Unfortunately, not every student makes it to graduation. Though the dropout rate has declined over the past decade, it still hovers around seven percent. For minority populations, the situation is even bleaker; nearly one in two minority students does not graduate with his or her classmates. Lacking a high school diploma or GED means fewer options in the workforce and limited opportunities to earn degrees or credentials that could lead to higher-paying jobs. The sad truth is that dropping out of high school can mean a lifetime of struggling to make ends meet. Even sadder is the fact that many students who leave school don’t leave because they’re “lazy” or caught up in the wrong crowd; it’s because they feel like they don’t have any options.

Out of the approximately 7,000 students who dropout every school day, there are many young parents who need to work to support their families.
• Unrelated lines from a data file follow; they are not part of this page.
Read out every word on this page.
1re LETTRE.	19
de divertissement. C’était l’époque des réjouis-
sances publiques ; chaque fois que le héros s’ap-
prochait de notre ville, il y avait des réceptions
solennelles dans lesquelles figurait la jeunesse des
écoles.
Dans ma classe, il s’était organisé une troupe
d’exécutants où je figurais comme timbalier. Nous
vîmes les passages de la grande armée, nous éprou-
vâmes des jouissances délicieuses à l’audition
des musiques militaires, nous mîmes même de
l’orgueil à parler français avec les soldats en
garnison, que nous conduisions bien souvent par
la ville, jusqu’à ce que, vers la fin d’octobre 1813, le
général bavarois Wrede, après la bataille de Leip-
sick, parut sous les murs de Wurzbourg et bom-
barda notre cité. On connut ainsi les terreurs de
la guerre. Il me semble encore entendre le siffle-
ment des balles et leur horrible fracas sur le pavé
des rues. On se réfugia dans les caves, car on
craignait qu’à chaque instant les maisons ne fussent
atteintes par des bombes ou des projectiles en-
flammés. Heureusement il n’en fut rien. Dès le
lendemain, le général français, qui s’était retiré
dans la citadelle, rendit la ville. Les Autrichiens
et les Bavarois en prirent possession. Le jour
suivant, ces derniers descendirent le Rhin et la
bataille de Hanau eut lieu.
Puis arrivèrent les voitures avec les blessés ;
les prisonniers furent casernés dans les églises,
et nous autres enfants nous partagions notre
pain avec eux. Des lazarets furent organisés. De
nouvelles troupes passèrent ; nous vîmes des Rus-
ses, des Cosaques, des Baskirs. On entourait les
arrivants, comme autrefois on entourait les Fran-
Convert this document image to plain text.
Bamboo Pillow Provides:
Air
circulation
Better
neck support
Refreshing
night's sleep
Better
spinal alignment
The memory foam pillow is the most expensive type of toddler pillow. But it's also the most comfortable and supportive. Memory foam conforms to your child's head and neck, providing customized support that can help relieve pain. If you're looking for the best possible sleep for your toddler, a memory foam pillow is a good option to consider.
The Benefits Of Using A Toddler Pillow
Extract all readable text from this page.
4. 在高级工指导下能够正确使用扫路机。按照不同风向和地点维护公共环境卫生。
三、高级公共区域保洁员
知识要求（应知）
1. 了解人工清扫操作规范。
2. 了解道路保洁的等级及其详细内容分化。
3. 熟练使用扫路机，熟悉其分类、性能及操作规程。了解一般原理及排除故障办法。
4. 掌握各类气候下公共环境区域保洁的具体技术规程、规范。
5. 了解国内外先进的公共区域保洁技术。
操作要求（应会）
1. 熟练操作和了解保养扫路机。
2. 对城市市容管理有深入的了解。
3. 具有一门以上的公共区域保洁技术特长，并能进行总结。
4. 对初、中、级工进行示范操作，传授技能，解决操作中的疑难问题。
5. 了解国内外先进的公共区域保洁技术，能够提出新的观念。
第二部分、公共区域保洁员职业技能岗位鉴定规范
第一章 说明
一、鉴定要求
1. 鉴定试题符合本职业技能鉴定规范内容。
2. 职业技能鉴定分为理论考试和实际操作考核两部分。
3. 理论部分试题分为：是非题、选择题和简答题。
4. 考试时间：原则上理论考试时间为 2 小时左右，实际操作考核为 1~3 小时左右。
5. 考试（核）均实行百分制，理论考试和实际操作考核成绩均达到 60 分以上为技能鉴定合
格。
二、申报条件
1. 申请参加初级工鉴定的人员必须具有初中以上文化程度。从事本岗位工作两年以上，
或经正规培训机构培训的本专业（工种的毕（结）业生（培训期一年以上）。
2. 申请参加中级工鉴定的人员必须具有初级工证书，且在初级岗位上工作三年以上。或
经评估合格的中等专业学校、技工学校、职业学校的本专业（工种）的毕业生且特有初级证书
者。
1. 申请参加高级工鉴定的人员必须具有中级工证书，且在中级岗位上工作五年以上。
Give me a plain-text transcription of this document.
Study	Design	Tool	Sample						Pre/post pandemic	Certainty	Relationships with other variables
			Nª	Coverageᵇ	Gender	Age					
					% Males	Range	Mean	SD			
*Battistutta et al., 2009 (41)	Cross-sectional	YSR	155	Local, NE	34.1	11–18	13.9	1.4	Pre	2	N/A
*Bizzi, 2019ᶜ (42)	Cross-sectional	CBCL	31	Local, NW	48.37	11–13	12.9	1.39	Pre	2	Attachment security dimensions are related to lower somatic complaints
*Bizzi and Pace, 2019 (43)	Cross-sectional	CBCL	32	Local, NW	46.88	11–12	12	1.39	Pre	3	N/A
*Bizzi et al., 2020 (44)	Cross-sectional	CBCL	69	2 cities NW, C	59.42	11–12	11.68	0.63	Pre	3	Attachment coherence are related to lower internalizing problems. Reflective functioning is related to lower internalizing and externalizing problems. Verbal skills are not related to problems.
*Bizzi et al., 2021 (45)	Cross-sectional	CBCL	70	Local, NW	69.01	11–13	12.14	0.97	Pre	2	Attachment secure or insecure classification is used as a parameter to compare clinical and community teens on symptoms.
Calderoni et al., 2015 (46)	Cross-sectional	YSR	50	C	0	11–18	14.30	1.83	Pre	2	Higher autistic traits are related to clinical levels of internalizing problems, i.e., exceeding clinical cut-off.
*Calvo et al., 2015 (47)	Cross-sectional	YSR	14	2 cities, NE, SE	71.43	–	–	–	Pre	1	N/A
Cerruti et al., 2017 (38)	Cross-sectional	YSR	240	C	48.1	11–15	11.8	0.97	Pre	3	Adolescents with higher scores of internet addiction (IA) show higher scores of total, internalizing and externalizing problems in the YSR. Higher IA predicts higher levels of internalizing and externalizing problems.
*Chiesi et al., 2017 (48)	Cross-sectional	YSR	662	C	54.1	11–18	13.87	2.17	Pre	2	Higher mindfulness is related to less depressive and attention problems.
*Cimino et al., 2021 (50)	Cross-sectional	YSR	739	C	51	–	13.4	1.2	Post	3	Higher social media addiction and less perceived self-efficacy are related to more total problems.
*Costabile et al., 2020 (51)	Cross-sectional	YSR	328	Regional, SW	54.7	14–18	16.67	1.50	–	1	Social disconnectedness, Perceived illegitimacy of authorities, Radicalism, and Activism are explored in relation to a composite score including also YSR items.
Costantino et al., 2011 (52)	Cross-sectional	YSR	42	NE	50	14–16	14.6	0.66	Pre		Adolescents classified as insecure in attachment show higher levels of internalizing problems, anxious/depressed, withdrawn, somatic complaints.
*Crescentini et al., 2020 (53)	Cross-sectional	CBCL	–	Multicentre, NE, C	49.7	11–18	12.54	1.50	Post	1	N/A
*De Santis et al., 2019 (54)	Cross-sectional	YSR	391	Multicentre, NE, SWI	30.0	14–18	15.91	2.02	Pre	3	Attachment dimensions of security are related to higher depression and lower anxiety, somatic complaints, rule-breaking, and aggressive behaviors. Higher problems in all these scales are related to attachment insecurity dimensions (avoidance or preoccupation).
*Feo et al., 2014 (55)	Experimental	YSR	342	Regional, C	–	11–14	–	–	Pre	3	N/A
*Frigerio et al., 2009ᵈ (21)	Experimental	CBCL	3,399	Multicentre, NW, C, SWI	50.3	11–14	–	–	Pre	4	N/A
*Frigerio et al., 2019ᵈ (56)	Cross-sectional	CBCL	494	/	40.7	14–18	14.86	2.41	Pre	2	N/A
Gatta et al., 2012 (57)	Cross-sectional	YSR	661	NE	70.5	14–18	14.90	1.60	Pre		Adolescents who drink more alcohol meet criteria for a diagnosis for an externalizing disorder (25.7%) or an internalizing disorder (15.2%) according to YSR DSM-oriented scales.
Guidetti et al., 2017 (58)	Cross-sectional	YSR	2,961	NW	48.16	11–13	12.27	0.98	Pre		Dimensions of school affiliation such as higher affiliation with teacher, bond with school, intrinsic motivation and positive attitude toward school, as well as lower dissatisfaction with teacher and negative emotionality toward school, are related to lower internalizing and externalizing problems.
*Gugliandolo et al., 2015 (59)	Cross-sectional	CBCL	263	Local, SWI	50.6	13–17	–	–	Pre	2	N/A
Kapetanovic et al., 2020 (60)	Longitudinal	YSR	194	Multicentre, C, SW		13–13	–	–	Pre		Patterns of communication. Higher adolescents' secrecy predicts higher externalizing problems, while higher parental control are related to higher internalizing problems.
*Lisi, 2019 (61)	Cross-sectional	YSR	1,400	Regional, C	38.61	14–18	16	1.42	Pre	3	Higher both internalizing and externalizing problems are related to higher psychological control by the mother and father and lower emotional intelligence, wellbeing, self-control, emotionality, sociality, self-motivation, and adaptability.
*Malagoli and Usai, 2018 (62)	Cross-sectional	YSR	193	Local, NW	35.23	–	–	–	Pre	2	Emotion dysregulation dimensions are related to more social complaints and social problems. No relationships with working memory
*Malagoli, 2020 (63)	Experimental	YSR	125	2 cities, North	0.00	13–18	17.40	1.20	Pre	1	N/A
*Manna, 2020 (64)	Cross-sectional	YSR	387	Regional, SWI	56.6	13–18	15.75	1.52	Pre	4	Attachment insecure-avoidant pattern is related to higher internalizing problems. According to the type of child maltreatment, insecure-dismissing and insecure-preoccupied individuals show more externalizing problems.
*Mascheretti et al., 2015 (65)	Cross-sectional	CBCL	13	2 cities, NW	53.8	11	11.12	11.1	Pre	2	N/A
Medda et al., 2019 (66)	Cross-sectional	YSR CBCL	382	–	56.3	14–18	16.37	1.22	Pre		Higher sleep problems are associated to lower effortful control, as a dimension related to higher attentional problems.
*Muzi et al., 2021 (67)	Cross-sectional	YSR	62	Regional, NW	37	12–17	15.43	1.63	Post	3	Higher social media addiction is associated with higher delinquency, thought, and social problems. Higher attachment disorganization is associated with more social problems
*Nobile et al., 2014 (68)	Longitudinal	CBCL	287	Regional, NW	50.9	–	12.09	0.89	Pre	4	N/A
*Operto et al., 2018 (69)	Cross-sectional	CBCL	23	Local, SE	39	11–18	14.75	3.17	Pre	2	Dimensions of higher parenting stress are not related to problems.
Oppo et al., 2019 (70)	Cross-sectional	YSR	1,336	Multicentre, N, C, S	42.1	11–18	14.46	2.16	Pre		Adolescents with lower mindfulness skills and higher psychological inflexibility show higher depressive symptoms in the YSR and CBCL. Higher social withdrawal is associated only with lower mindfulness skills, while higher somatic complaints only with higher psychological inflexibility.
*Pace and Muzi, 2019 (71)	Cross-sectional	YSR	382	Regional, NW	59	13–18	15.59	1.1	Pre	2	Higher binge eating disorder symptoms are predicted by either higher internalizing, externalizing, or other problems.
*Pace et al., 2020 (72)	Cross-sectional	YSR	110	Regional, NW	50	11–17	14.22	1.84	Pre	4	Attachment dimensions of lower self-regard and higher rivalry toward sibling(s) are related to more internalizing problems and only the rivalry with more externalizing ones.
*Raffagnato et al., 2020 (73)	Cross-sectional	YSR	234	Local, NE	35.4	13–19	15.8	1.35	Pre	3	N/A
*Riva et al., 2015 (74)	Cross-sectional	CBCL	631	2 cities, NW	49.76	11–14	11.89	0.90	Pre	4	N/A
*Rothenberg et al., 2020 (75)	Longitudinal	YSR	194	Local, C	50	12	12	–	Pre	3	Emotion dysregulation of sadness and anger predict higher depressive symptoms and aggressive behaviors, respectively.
There are teenagers who have no homes and no support network. There are many students who are new to this country and don’t receive the ESL services they need, as well as students who could benefit from one-on-one attention, but get lost in the shuffle. In other words, there are hundreds of thousands of very smart, capable young adults who choose or need to leave high school. These individuals are full of potential – they just need to have access to the right opportunities.  

Corps offer an alternative. Young people who enter a Corps without a high school diploma or GED have the chance to go to school while also developing tangible job skills. Corpsmembers attend class for part of the day, or part of the week, and then go out into the community to gain hands-on work experience by participating in service projects. For their service, Corpsmembers receive a stipend and often earn scholarship money. Essentially, the Corps model allows young people to make money while furthering their education.

civic corps grads

Corps generally offer smaller class sizes and more personal attention. Most programs also have onsite counseling staff or relationships with local organizations that can help students with everything from transportation costs to mental health services and childcare. Not to mention, there are dedicated staff members at many Corps programs who were once Corpsmembers themselves; they understand and can accommodate the kinds of issues their students deal with outside the classroom.  

Last year, out of nearly 26,000 young people enrolled in programs of The Corps Network, nearly 60 percent came from families below the poverty line and some 30 percent were not in school and lacked a high school diploma or GED upon enrollment. These young people bring different, often additional, challenges than your average high school student, but Corps offer ways to ways to work with these challenges. The facts speak for themselves: in 2013, of the 10,500 young people who entered Corps without a high school credential, nearly 60 percent received a high school credential during their Corps enrollment, or enrolled in another diploma or GED program. Additionally, Corpsmembers earned nearly 12,600 professional certifications or credentials.

Education doesn’t end after a Corpsmember receives his or her diploma. Many Corps provide comprehensive college preparation and support students throughout their transition to postsecondary programs. Some programs have relationships with local community colleges, allowing students to pursue a postsecondary degree while continuing to serve at the Corps. As said by Candace Washington, a graduate of Civicorps in Oakland, CA who is currently enrolled in college, “I started the Corps without a diploma. I believe that just being able to be a part of Civicorps has made me stronger, helped me better serve my community, and has opened my eyes to all possibilities. My journey does not end here; this is just my stepping stone…I plan on graduating five years from now with my Masters in Psychology and starting my career. I am going to jump over any obstacles that may come my way.” 

So during this graduation season, let’s not think about the dropout rate; let’s think about the graduation rate. Let’s focus on the positive and think about ways we can get more young people in cap and gown. Corps are one way to do that.